Beberapa minggu menjelang kelahiran putranya yang dinantikan itu, tiba-tiba datanglah ayah mertuanya, Abdul-Muththalib, menyarankan supaya Aminah berkemas-kemas siap mengungsi ke luar kota Makkah untuk menyelamatkan diri bersama orang-orang Quraisy lainnya. Mengungsi ke daerah pegunungan sekitar Makkah, karena ‘Abdul-Muththalib sangat mengkhawatirkan keganasan penguasa Habasyah dari Yaman, Abrahah, yang hendak menyerbu Makkah untuk menghancurkan Rumah Suci Ka’bah. Kepada Abdul-Muththalib Aminah bertanya, “Paman, saya mendengar orang-orang Quraisy, Kinanah, Hudzail dan semua yang tinggal di tanah suci ini telah bertekad hendak berperang melawan setiap penyerbu. Apakah ada suatu kesukaran hingga mereka hendak meninggalkan Ka’bah dan tidak mau membelanya?”
Abdul-Muththalib menjawab, “Kita tidak mempunyai kekuatan yang seimbang dengan kekuatan musuh. Jika kita melawan dengan senjata, kita akan hancur dan menderita kekalahan yang sangat merugikan.”
Setelah memberi penjelasan seperlunya ‘Abdul-Muththalib sambil bangun dari tempat duduknya berpesan, esok hari ia akan mengirim seorang untuk menemani Aminah berangkat menyusul orang-orang yang sudah meninggalkan Makkah. Pikiran Aminah terpancang pada dirinya sendiri dan kepada putra yang masih dalam kandungan. Ia khawatir kalau-kalau putranya akan lahir di luar kota suci, tidak di dalam rumah ayahnya sendiri yang telah wafat. Ia bingung, tetapi pada akhirnya ia yakin bahwa Allah sendirilah yang pasti akan menyalamatkan Rumah Suci Ka’bah. Keesokan harinya ia bangun tidur dan sekonyong-konyong hatinya bulat bertekad tidak meninggalkan rumahnya yang terletak dekat Ka’bah. Biarlah Allah yang akan menentukan keputus-an-Nya.

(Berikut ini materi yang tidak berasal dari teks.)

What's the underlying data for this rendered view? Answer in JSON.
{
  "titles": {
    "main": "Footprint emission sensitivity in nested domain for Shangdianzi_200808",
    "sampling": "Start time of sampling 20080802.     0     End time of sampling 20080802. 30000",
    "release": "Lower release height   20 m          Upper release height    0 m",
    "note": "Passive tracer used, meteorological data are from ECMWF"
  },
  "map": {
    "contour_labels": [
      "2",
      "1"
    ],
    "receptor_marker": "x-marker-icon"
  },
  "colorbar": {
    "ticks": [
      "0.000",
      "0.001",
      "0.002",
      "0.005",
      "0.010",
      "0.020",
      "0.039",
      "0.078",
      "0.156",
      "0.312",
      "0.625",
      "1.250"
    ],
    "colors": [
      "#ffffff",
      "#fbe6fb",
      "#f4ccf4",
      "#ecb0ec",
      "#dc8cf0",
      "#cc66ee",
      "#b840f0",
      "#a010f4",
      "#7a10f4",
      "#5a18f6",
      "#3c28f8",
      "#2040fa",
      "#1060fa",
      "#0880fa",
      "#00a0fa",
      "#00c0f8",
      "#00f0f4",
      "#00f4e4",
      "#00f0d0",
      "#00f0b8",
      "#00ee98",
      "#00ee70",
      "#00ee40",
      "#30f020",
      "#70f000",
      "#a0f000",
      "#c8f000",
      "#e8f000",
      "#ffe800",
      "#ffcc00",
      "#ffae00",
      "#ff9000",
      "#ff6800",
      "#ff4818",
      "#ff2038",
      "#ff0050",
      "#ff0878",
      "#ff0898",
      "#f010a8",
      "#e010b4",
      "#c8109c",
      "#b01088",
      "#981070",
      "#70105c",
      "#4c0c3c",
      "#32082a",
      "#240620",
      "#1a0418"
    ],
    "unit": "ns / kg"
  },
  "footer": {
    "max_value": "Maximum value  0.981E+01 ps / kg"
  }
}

Hingga siang hari tidak seorang pun datang ke rumah Aminah sebagaimana yang dikatakan oleh mertuanya. Keadaan permukiman sekitarnya sunyi senyap ditinggal mengungsi penghuninya. Dari atas dataran tinggi Makkah ia mendengar sayup-sayup suara hiruk-pikuk dari arah selatan, di dataran tinggi Makkah. Tidakjelas apakah suara yang didengarnya itu teriakan orang-orang yang berdoa, atau teriakan orang-orang yang sedang mengumpat-umpat Abrahah. Aminah tetap menunggu di rumah hendak menyaksikan sendiri apa yang akan terjadi. Petang hari menjelang matahari terbenam datanglah seorang kepadanya memberi tahu, bahwa Abrahah dan pasukannya gagal melaksanakan niatnya hendak menghancurkan Ka’bah. Allah murka dan menimpakan siksa berat hingga seluruh balatentara Habasyah tertimpa bencana mengerikan. Sebagian besar tewas dan sisanya lari centang perenang. Betapa girang Aminah mendengar berita keselamatan itu. Ia bersyukur kepada Allah yang telah mengabulkan doanya untuk dapat melahirkan putra di rumah sendiri dekat Ka’bah. Kisa kehancuran pasukan Abrahah diabadikan oleh Alquran dalam Surah Al-Fil.
[1] Riwayat Kehidupan Nabi Besar Muhammad Saw.: hlm. 184-189.